The Greenback extended its decline last week, briefly breaking below the trade-weighted index’s February 2021 lows to levels not seen since early January 2021. Last week’s release of the Federal Reserve Open Market committee’s April meeting was a highlight as it showed members edging towards tapering bond purchases in the future if the economic data continued to be strong. However, despite recent strong inflation data supporting this rhetoric, April’s labour market data missed the mark, casting doubt over this shift in policy stance. We have several Fed members speaking this week as well as the Fed’s preferred measure of inflation – PCE inflation - released on Friday.

  • Tuesday’s CB Consumer Confidence for May is expected to read 118.9 vs. April’s 121.7.
  • Thursday’s Durable Goods orders for April is expected to remain unchanged at 0.8% growth and US annualised quarter-on-quarter GDP growth is expected to read 6.5%. Initial Jobless claims are expected to tick lower to 425k people claiming unemployment vs. last week’s 444k.
  • Friday’s Personal Spending for April is expected to read 0.5% growth vs. March’s 4.2% growth while Personal Incomes are expected to show -14.8% growth after growing 21.1% in March which was supported by US stimulus check payments.

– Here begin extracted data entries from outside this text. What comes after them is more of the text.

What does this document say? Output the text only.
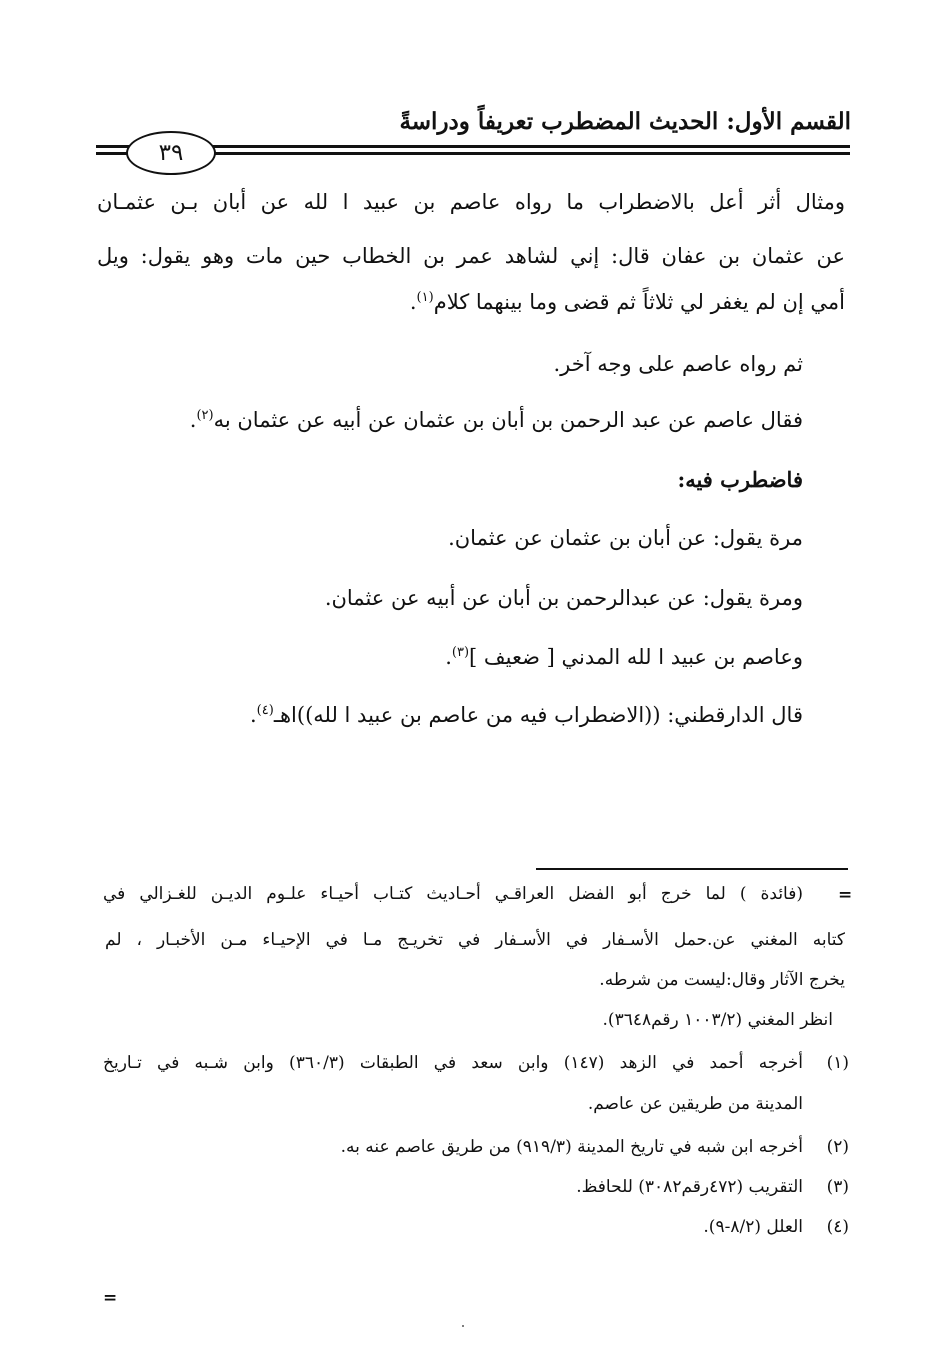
القسم الأول: الحديث المضطرب تعريفاً ودراسةً
٣٩
ومثال أثر أعل بالاضطراب ما رواه عاصم بن عبيد ا لله عن أبان بـن عثمـان
عن عثمان بن عفان قال: إني لشاهد عمر بن الخطاب حين مات وهو يقول: ويل
أمي إن لم يغفر لي ثلاثاً ثم قضى وما بينهما كلام$^{(١)}$.
ثم رواه عاصم على وجه آخر.
فقال عاصم عن عبد الرحمن بن أبان بن عثمان عن أبيه عن عثمان به$^{(٢)}$.
فاضطرب فيه:
مرة يقول: عن أبان بن عثمان عن عثمان.
ومرة يقول: عن عبدالرحمن بن أبان عن أبيه عن عثمان.
وعاصم بن عبيد ا لله المدني [ ضعيف ]$^{(٣)}$.
قال الدارقطني: ((الاضطراب فيه من عاصم بن عبيد ا لله))اهـ$^{(٤)}$.
=
(فائدة ) لما خرج أبو الفضل العراقـي أحـاديث كتـاب أحيـاء علـوم الديـن للغـزالي في
كتابه المغني عن.حمل الأسـفار في الأسـفار في تخريـج مـا في الإحيـاء مـن الأخبـار ، لم
يخرج الآثار وقال:ليست من شرطه.
انظر المغني (١٠٠٣/٢ رقم٣٦٤٨).
(١)
أخرجه أحمد في الزهد (١٤٧) وابن سعد في الطبقات (٣٦٠/٣) وابن شـبه في تـاريخ
المدينة من طريقين عن عاصم.
(٢)
أخرجه ابن شبه في تاريخ المدينة (٩١٩/٣) من طريق عاصم عنه به.
(٣)
التقريب (٤٧٢رقم٣٠٨٢) للحافظ.
(٤)
العلل (٨/٢-٩).
=
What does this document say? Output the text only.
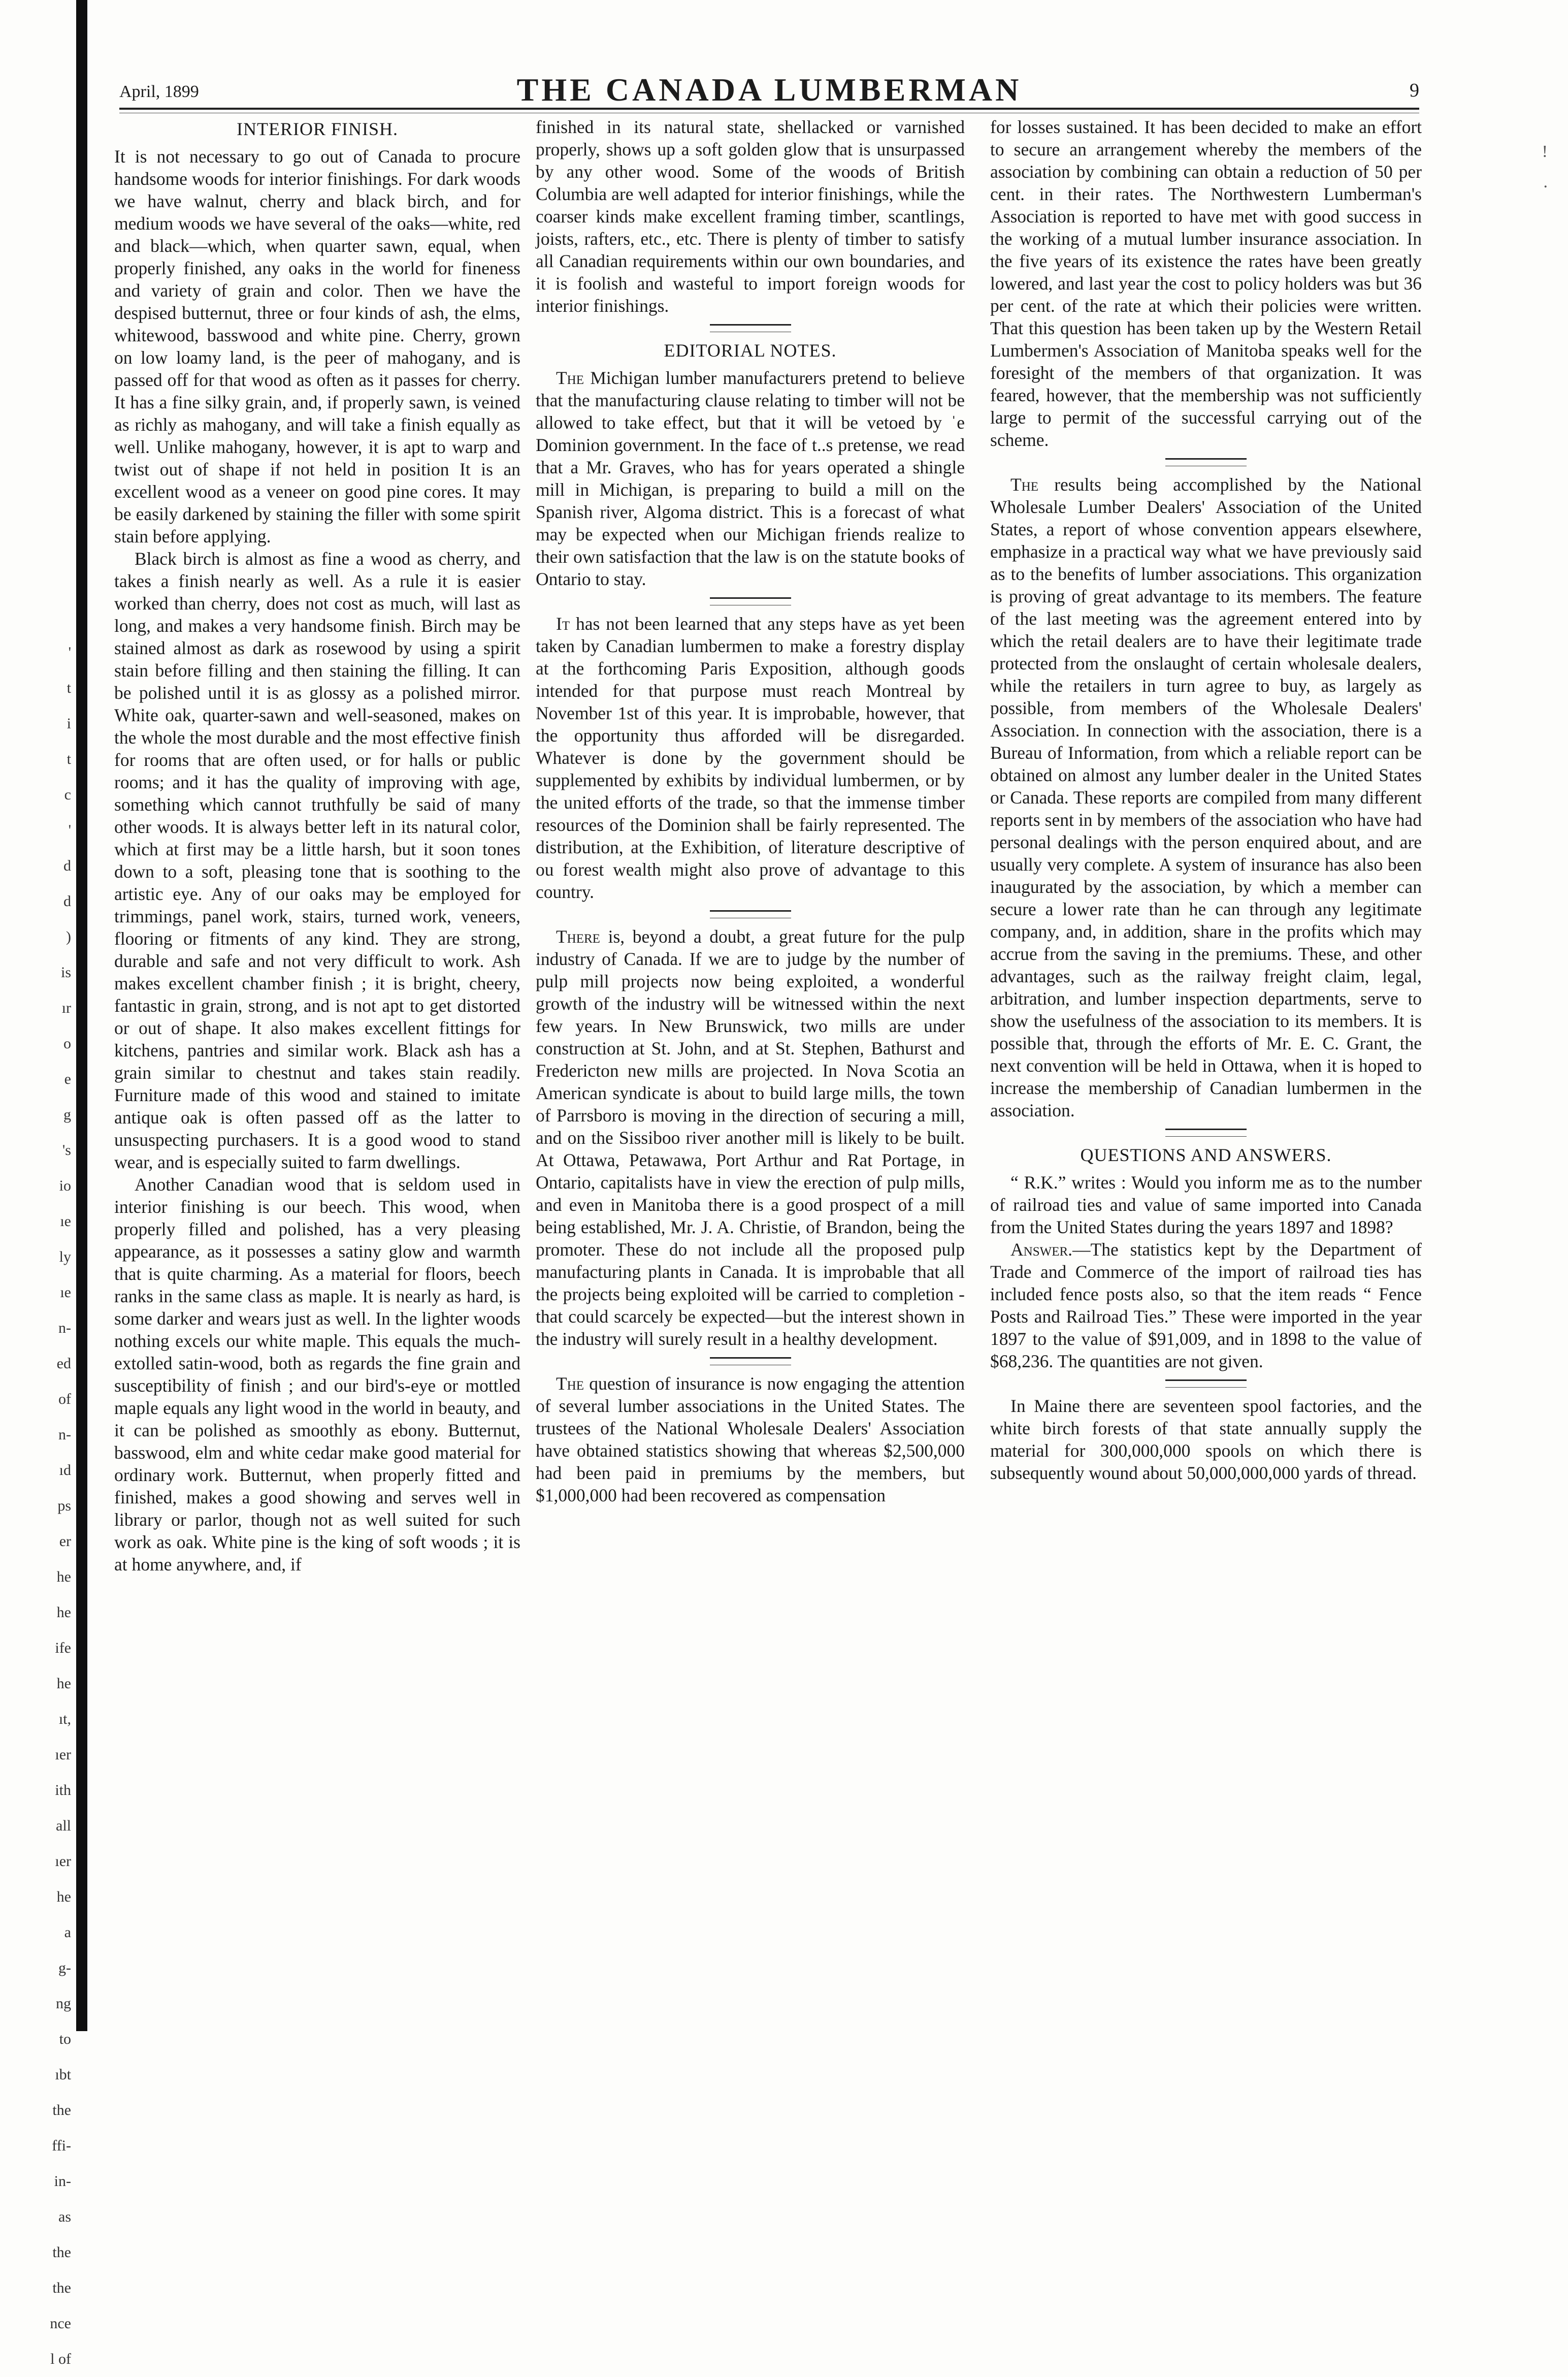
'
t
i
t
c
'
d
d
)
is
ır
o
e
g
's
io
ıe
ly
ıe
n-
ed
of
n-
ıd
ps
er
he
he
ife
he
ıt,
ıer
ith
all
ıer
he
a
g-
ng
to
ıbt
the
ffi-
in-
as
the
the
nce
l of
!
.
April, 1899	THE CANADA LUMBERMAN	9
INTERIOR FINISH.

It is not necessary to go out of Canada to procure handsome woods for interior finishings. For dark woods we have walnut, cherry and black birch, and for medium woods we have several of the oaks—white, red and black—which, when quarter sawn, equal, when properly finished, any oaks in the world for fineness and variety of grain and color. Then we have the despised butternut, three or four kinds of ash, the elms, whitewood, basswood and white pine. Cherry, grown on low loamy land, is the peer of mahogany, and is passed off for that wood as often as it passes for cherry. It has a fine silky grain, and, if properly sawn, is veined as richly as mahogany, and will take a finish equally as well. Unlike mahogany, however, it is apt to warp and twist out of shape if not held in position It is an excellent wood as a veneer on good pine cores. It may be easily darkened by staining the filler with some spirit stain before applying.

Black birch is almost as fine a wood as cherry, and takes a finish nearly as well. As a rule it is easier worked than cherry, does not cost as much, will last as long, and makes a very handsome finish. Birch may be stained almost as dark as rosewood by using a spirit stain before filling and then staining the filling. It can be polished until it is as glossy as a polished mirror. White oak, quarter-sawn and well-seasoned, makes on the whole the most durable and the most effective finish for rooms that are often used, or for halls or public rooms; and it has the quality of improving with age, something which cannot truthfully be said of many other woods. It is always better left in its natural color, which at first may be a little harsh, but it soon tones down to a soft, pleasing tone that is soothing to the artistic eye. Any of our oaks may be employed for trimmings, panel work, stairs, turned work, veneers, flooring or fitments of any kind. They are strong, durable and safe and not very difficult to work. Ash makes excellent chamber finish ; it is bright, cheery, fantastic in grain, strong, and is not apt to get distorted or out of shape. It also makes excellent fittings for kitchens, pantries and similar work. Black ash has a grain similar to chestnut and takes stain readily. Furniture made of this wood and stained to imitate antique oak is often passed off as the latter to unsuspecting purchasers. It is a good wood to stand wear, and is especially suited to farm dwellings.

Another Canadian wood that is seldom used in interior finishing is our beech. This wood, when properly filled and polished, has a very pleasing appearance, as it possesses a satiny glow and warmth that is quite charming. As a material for floors, beech ranks in the same class as maple. It is nearly as hard, is some darker and wears just as well. In the lighter woods nothing excels our white maple. This equals the much-extolled satin-wood, both as regards the fine grain and susceptibility of finish ; and our bird's-eye or mottled maple equals any light wood in the world in beauty, and it can be polished as smoothly as ebony. Butternut, basswood, elm and white cedar make good material for ordinary work. Butternut, when properly fitted and finished, makes a good showing and serves well in library or parlor, though not as well suited for such work as oak. White pine is the king of soft woods ; it is at home anywhere, and, if

finished in its natural state, shellacked or varnished properly, shows up a soft golden glow that is unsurpassed by any other wood. Some of the woods of British Columbia are well adapted for interior finishings, while the coarser kinds make excellent framing timber, scantlings, joists, rafters, etc., etc. There is plenty of timber to satisfy all Canadian requirements within our own boundaries, and it is foolish and wasteful to import foreign woods for interior finishings.

EDITORIAL NOTES.

The Michigan lumber manufacturers pretend to believe that the manufacturing clause relating to timber will not be allowed to take effect, but that it will be vetoed by ˈe Dominion government. In the face of t..s pretense, we read that a Mr. Graves, who has for years operated a shingle mill in Michigan, is preparing to build a mill on the Spanish river, Algoma district. This is a forecast of what may be expected when our Michigan friends realize to their own satisfaction that the law is on the statute books of Ontario to stay.

It has not been learned that any steps have as yet been taken by Canadian lumbermen to make a forestry display at the forthcoming Paris Exposition, although goods intended for that purpose must reach Montreal by November 1st of this year. It is improbable, however, that the opportunity thus afforded will be disregarded. Whatever is done by the government should be supplemented by exhibits by individual lumbermen, or by the united efforts of the trade, so that the immense timber resources of the Dominion shall be fairly represented. The distribution, at the Exhibition, of literature descriptive of ou forest wealth might also prove of advantage to this country.

There is, beyond a doubt, a great future for the pulp industry of Canada. If we are to judge by the number of pulp mill projects now being exploited, a wonderful growth of the industry will be witnessed within the next few years. In New Brunswick, two mills are under construction at St. John, and at St. Stephen, Bathurst and Fredericton new mills are projected. In Nova Scotia an American syndicate is about to build large mills, the town of Parrsboro is moving in the direction of securing a mill, and on the Sissiboo river another mill is likely to be built. At Ottawa, Petawawa, Port Arthur and Rat Portage, in Ontario, capitalists have in view the erection of pulp mills, and even in Manitoba there is a good prospect of a mill being established, Mr. J. A. Christie, of Brandon, being the promoter. These do not include all the proposed pulp manufacturing plants in Canada. It is improbable that all the projects being exploited will be carried to completion - that could scarcely be expected—but the interest shown in the industry will surely result in a healthy development.

The question of insurance is now engaging the attention of several lumber associations in the United States. The trustees of the National Wholesale Dealers' Association have obtained statistics showing that whereas $2,500,000 had been paid in premiums by the members, but $1,000,000 had been recovered as compensation

for losses sustained. It has been decided to make an effort to secure an arrangement whereby the members of the association by combining can obtain a reduction of 50 per cent. in their rates. The Northwestern Lumberman's Association is reported to have met with good success in the working of a mutual lumber insurance association. In the five years of its existence the rates have been greatly lowered, and last year the cost to policy holders was but 36 per cent. of the rate at which their policies were written. That this question has been taken up by the Western Retail Lumbermen's Association of Manitoba speaks well for the foresight of the members of that organization. It was feared, however, that the membership was not sufficiently large to permit of the successful carrying out of the scheme.

The results being accomplished by the National Wholesale Lumber Dealers' Association of the United States, a report of whose convention appears elsewhere, emphasize in a practical way what we have previously said as to the benefits of lumber associations. This organization is proving of great advantage to its members. The feature of the last meeting was the agreement entered into by which the retail dealers are to have their legitimate trade protected from the onslaught of certain wholesale dealers, while the retailers in turn agree to buy, as largely as possible, from members of the Wholesale Dealers' Association. In connection with the association, there is a Bureau of Information, from which a reliable report can be obtained on almost any lumber dealer in the United States or Canada. These reports are compiled from many different reports sent in by members of the association who have had personal dealings with the person enquired about, and are usually very complete. A system of insurance has also been inaugurated by the association, by which a member can secure a lower rate than he can through any legitimate company, and, in addition, share in the profits which may accrue from the saving in the premiums. These, and other advantages, such as the railway freight claim, legal, arbitration, and lumber inspection departments, serve to show the usefulness of the association to its members. It is possible that, through the efforts of Mr. E. C. Grant, the next convention will be held in Ottawa, when it is hoped to increase the membership of Canadian lumbermen in the association.

QUESTIONS AND ANSWERS.

“ R.K.” writes : Would you inform me as to the number of railroad ties and value of same imported into Canada from the United States during the years 1897 and 1898?

Answer.—The statistics kept by the Department of Trade and Commerce of the import of railroad ties has included fence posts also, so that the item reads “ Fence Posts and Railroad Ties.” These were imported in the year 1897 to the value of $91,009, and in 1898 to the value of $68,236. The quantities are not given.

In Maine there are seventeen spool factories, and the white birch forests of that state annually supply the material for 300,000,000 spools on which there is subsequently wound about 50,000,000,000 yards of thread.
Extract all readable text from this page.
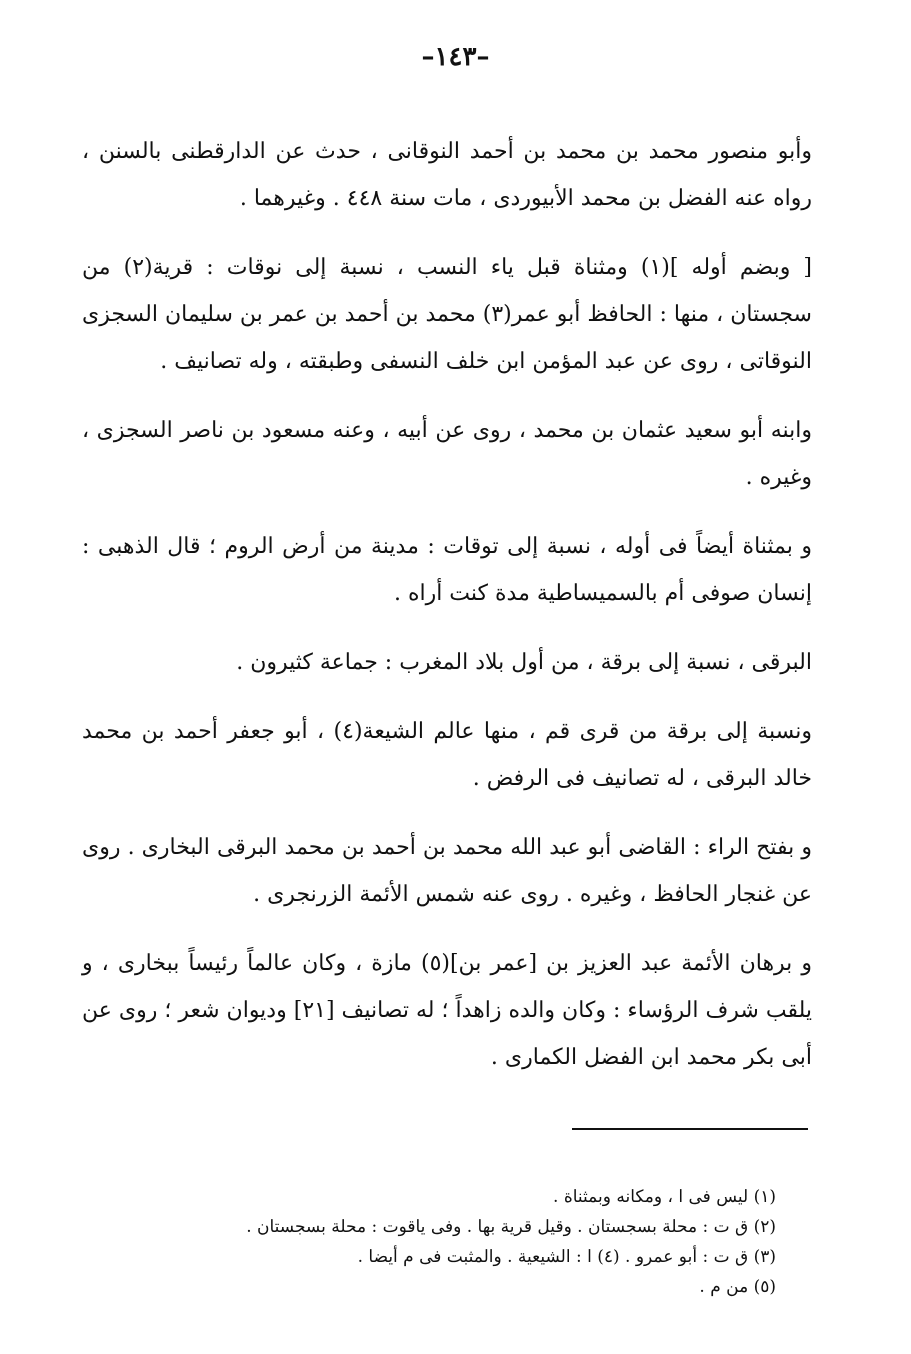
–١٤٣–

وأبو منصور محمد بن محمد بن أحمد النوقانى ، حدث عن الدارقطنى بالسنن ، رواه عنه الفضل بن محمد الأبيوردى ، مات سنة ٤٤٨ . وغيرهما .

[ وبضم أوله ](١) ومثناة قبل ياء النسب ، نسبة إلى نوقات : قرية(٢) من سجستان ، منها : الحافظ أبو عمر(٣) محمد بن أحمد بن عمر بن سليمان السجزى النوقاتى ، روى عن عبد المؤمن ابن خلف النسفى وطبقته ، وله تصانيف .

وابنه أبو سعيد عثمان بن محمد ، روى عن أبيه ، وعنه مسعود بن ناصر السجزى ، وغيره .

و بمثناة أيضاً فى أوله ، نسبة إلى توقات : مدينة من أرض الروم ؛ قال الذهبى : إنسان صوفى أم بالسميساطية مدة كنت أراه .

البرقى ، نسبة إلى برقة ، من أول بلاد المغرب : جماعة كثيرون .

ونسبة إلى برقة من قرى قم ، منها عالم الشيعة(٤) ، أبو جعفر أحمد بن محمد خالد البرقى ، له تصانيف فى الرفض .

و بفتح الراء : القاضى أبو عبد الله محمد بن أحمد بن محمد البرقى البخارى . روى عن غنجار الحافظ ، وغيره . روى عنه شمس الأئمة الزرنجرى .

و برهان الأئمة عبد العزيز بن [عمر بن](٥) مازة ، وكان عالماً رئيساً ببخارى ، و يلقب شرف الرؤساء : وكان والده زاهداً ؛ له تصانيف [٢١] وديوان شعر ؛ روى عن أبى بكر محمد ابن الفضل الكمارى .

(١) ليس فى ا ، ومكانه وبمثناة .

(٢) ق ت : محلة بسجستان . وقيل قرية بها . وفى ياقوت : محلة بسجستان .

(٣) ق ت : أبو عمرو . (٤) ا : الشيعية . والمثبت فى م أيضا .

(٥) من م .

  • Also on Friday, the Fed’s preferred measure of inflation, PCE Inflation, for April is expected to read 3.5% year on year, up from 2.3% previously and 0.6% month on month up from 0.5% in March. Friday’s MNI Chicago PMI for May is forecasted 69.0, down from 72.1 in April while the University of Michigan Sentiment survey for May is expected to read 83.0, up from 82.8 previously.